According to reports, Shanbaug had an altercation with a hospital ward boy, Sohanlal Valmiki. Valmiki later claimed in interviews that he had a strained relationship with her and accused her of frequently reprimanding him. He said that on the day of the incident Shanbaug refused his leave request, which led to an argument. In anger, he allegedly slapped her and left.

However, Shanbaug was later found severely injured inside the hospital. There was blood around her, and she was discovered leaning against a stool with a dog chain tightly wrapped around her neck. Medical reports revealed that she had been strangled with the chain and sexually assaulted.

The strangulation caused severe oxygen deprivation to her brain, leading to permanent neurological damage. Valmiki was later convicted of attempted murder and robbery for stealing Shanbaug’s watch and earrings, but he was not convicted of rape.

In 2009, journalist-activist Pinki Virani filed a writ petition in the Supreme Court asking that hospital personnel stop feeding Aruna so that the patient “die peacefully”.

The Supreme Court admitted the plea and appointed a medical panel to examine Shanbaug’s condition. The panel concluded that she satisfied most of the criteria of a patient in a permanent vegetative state.

On March 7, 2011, the Supreme Court delivered a historic judgment. The Court laid down guidelines legalising passive euthanasia in India under certain circumstances. It ruled that a decision to withdraw life support should normally be taken by the patient’s parents, spouse, or close relatives. In cases where such relatives are absent, the decision could be taken by a person or group acting as a “next friend”.

In Shanbaug’s case, Pinki Virani had approached the Court claiming to be her “next friend”.

What did the court decide in that case?

In March 2011, a bench of the Supreme Court led by Justice Markandey Katju outlined a procedure and permitted high courts to decide applications from relatives seeking permission to discontinue life support for terminally ill or incapacitated persons.

The court required that at least two judges approve such petitions, which should be supported by the opinion of a panel of three reputable physicians.

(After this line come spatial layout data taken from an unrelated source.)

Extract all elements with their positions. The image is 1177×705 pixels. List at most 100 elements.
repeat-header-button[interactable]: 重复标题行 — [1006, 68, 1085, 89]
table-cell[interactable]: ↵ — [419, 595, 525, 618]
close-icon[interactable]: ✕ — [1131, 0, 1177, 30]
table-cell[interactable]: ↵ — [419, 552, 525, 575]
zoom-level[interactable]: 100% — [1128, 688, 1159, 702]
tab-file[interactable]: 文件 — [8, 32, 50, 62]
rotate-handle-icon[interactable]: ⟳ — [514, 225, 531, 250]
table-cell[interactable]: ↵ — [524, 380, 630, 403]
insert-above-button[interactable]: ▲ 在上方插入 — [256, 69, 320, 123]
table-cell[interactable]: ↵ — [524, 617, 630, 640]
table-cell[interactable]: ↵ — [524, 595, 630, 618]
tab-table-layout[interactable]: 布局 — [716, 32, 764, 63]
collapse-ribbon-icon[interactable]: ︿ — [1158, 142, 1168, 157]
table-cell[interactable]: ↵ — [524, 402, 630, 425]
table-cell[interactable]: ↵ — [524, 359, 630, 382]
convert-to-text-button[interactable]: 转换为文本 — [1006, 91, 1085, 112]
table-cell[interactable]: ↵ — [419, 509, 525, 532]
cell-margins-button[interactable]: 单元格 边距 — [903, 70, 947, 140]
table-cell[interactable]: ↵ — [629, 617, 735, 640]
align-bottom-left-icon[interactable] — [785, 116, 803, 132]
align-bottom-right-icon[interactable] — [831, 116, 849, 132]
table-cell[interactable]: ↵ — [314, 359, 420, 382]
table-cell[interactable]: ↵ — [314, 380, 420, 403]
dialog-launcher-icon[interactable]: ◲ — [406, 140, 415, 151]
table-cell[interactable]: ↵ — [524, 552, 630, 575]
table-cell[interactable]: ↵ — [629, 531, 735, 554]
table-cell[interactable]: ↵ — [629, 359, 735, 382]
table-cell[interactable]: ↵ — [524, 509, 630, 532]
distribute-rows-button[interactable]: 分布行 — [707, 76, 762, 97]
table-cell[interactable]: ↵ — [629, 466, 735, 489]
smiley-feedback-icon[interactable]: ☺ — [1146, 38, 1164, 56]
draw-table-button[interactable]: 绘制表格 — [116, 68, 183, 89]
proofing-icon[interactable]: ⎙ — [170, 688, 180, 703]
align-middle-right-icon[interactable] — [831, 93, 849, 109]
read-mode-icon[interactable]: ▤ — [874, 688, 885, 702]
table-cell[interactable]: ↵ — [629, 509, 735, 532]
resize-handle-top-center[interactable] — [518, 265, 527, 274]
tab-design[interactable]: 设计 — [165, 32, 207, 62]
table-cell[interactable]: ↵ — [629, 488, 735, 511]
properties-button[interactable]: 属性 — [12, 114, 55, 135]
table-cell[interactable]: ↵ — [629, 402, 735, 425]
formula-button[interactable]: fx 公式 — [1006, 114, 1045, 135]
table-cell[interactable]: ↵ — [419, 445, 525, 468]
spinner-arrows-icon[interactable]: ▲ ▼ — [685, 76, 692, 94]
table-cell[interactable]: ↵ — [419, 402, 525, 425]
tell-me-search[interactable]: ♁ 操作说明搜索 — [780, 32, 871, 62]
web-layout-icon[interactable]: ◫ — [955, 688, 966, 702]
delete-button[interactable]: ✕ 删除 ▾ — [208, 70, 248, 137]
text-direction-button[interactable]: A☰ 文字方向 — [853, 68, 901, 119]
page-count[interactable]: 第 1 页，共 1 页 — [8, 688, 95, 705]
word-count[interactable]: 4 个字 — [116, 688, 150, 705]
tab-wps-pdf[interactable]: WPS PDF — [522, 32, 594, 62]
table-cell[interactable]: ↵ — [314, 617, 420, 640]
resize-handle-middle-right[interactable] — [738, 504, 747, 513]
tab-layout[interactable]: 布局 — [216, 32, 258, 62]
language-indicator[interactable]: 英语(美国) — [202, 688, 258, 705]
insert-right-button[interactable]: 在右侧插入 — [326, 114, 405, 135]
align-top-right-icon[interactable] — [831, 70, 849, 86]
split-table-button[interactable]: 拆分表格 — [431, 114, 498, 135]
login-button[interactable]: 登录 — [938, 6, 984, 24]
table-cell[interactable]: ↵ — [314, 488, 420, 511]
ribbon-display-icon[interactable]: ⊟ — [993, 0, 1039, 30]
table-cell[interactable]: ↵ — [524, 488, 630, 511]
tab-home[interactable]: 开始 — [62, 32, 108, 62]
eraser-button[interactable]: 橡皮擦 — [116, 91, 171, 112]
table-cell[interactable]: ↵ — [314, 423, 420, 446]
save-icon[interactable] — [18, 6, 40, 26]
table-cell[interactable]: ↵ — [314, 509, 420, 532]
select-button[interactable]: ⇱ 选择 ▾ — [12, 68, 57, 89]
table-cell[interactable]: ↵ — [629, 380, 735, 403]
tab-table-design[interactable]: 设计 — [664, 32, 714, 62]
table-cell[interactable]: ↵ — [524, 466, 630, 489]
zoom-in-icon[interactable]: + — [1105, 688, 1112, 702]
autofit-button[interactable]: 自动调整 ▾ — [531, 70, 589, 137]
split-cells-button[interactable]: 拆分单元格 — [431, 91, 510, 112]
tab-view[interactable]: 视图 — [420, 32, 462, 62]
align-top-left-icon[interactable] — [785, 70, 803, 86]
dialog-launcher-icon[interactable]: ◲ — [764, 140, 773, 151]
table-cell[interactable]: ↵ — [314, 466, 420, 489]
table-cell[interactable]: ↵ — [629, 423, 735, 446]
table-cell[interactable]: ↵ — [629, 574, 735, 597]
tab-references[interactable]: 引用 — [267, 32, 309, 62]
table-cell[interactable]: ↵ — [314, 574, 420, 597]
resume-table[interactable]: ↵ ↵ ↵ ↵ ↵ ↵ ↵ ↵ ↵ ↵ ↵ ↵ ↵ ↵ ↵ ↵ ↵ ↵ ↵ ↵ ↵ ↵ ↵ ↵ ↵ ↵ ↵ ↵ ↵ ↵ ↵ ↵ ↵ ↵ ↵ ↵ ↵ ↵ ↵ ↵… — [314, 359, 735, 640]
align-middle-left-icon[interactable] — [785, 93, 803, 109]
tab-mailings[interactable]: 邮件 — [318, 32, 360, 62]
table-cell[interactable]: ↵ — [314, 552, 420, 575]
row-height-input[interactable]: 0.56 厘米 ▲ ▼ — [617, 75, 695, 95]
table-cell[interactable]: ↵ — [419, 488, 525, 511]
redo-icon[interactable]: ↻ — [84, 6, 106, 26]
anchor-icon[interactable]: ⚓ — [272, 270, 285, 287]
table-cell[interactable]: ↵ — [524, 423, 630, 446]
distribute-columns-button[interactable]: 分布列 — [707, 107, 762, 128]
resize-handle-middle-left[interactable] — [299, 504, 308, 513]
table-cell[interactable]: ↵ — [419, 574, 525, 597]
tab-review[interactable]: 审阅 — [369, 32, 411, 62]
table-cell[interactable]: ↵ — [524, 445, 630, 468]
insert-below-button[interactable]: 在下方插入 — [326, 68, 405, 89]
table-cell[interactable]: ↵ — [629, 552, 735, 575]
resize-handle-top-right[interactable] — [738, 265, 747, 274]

How did the 2018 order by a larger SC bench define euthanasia?


In a petition by the NGO Common Cause challenging cruel treatment of terminal patients, a five-member bench recognised the right to die with dignity for terminally ill individuals.

The court allowed passive euthanasia through a living will in which a person can refuse medical treatment, and it required confirmation from two separate medical boards for each case.

What is the difference between active and passive euthanasia?

Active euthanasia involves a direct medical act that causes death, for example administering a lethal injection. Passive euthanasia involves stopping medical treatment, such as withdrawing life support.

What changed in the SC euthanasia guidelines in 2023?

In 2023, the Supreme Court relaxed the procedure for passive euthanasia to make it less burdensome. The court permitted a living will to be attested by a notary or a gazetted officer and provided for an appeal to a high court when the process is denied.

How do other countries regulate euthanasia?

Nations such as the Netherlands and Belgium permit both active and passive euthanasia for patients experiencing “unbearable suffering.”

Australia also allows both forms for mentally competent, terminally ill patients who are not expected to survive beyond about a year.